In 1923, GM agreed to allow the U.S. Bureau of Mines to do a study of leaded gasoline, but it forged agreement with the agency that the reserachers had to submit their report to GM first for comment. This ensured nothing damaging to the company would come out. A series of studies in the 1920s claimed lead gasoline caused no harm. Some scientists publicly attacked these biased studies, but GM had its way.

Meanwhile, beginning in 1923, DELCO was producing leaded gasoline. GM, Du Pont, and Standard Oil came together in 1924 to form a company to sell ethyl gasoline and America's leaded gasoline craze began in earnest. Unfortunately, people working on the project began dropping dead. 2 died of lead poisoning in 1923. They built a new plant in New Jersey, but 8 more workers died in the next year. In response to a public health outcry and in order to prove that leaded gasoline didn't cause sickness, Midgley called a press conference where he breathed in a bottle of tetraethyl gasoline for 60 seconds. However, he kept from the media that the case of lead poisoning he suffered was so severe that it took him nearly a year to recover.

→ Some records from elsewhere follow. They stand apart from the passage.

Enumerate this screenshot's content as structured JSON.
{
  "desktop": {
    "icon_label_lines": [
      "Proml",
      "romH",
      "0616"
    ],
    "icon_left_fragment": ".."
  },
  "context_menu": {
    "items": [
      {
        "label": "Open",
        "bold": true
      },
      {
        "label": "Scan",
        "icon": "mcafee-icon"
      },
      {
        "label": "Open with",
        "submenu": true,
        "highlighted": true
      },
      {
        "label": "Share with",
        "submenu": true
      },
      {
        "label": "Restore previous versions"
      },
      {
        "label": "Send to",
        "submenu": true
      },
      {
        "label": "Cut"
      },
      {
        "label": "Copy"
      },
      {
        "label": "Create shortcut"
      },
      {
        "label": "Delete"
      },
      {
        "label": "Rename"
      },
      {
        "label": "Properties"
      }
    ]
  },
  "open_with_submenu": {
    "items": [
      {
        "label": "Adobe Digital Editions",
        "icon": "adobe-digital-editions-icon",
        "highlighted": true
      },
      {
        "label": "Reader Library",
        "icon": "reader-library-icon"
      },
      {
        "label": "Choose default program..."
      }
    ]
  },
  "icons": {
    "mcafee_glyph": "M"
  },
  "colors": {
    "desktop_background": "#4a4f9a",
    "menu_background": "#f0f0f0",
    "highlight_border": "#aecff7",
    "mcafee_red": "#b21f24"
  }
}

Midgley also invented Freon, the world's first chlorofluorocarbon, in 1930.While the discovery of CFC's helped make Midgley a rich man and gave Americans air conditioning and hairspray cans, CFC's also put a huge hole in the ozone layer. After over fifty years of unregulated CFC use, a giant hole in the ozone layer developed over Antarctica that was definitively linked to CFC usage. Luckily, we have found this one environmental problem relatively fixable, as the hole has generally not grown in the last 20 years as most of the world has cut back on its CFC usage. Nevertheless, Midgely's invention proved spectacularly ruinous to the environment for most of the 20th century.

With his developed of both lead gasoline and CFC's one environmental historian noted that Midgley "had more impact on the atmosphere than any other single organism in earth history."

Somewhat ironically, Midgley died from one of his own inventions, though not the ones that would kill so many others. In 1940, he contracted polio. He fought that terrible illness, designing a series of pulleys that would drag him from his bed. However, in 1944, he got caught up in the ropes and they strangled him.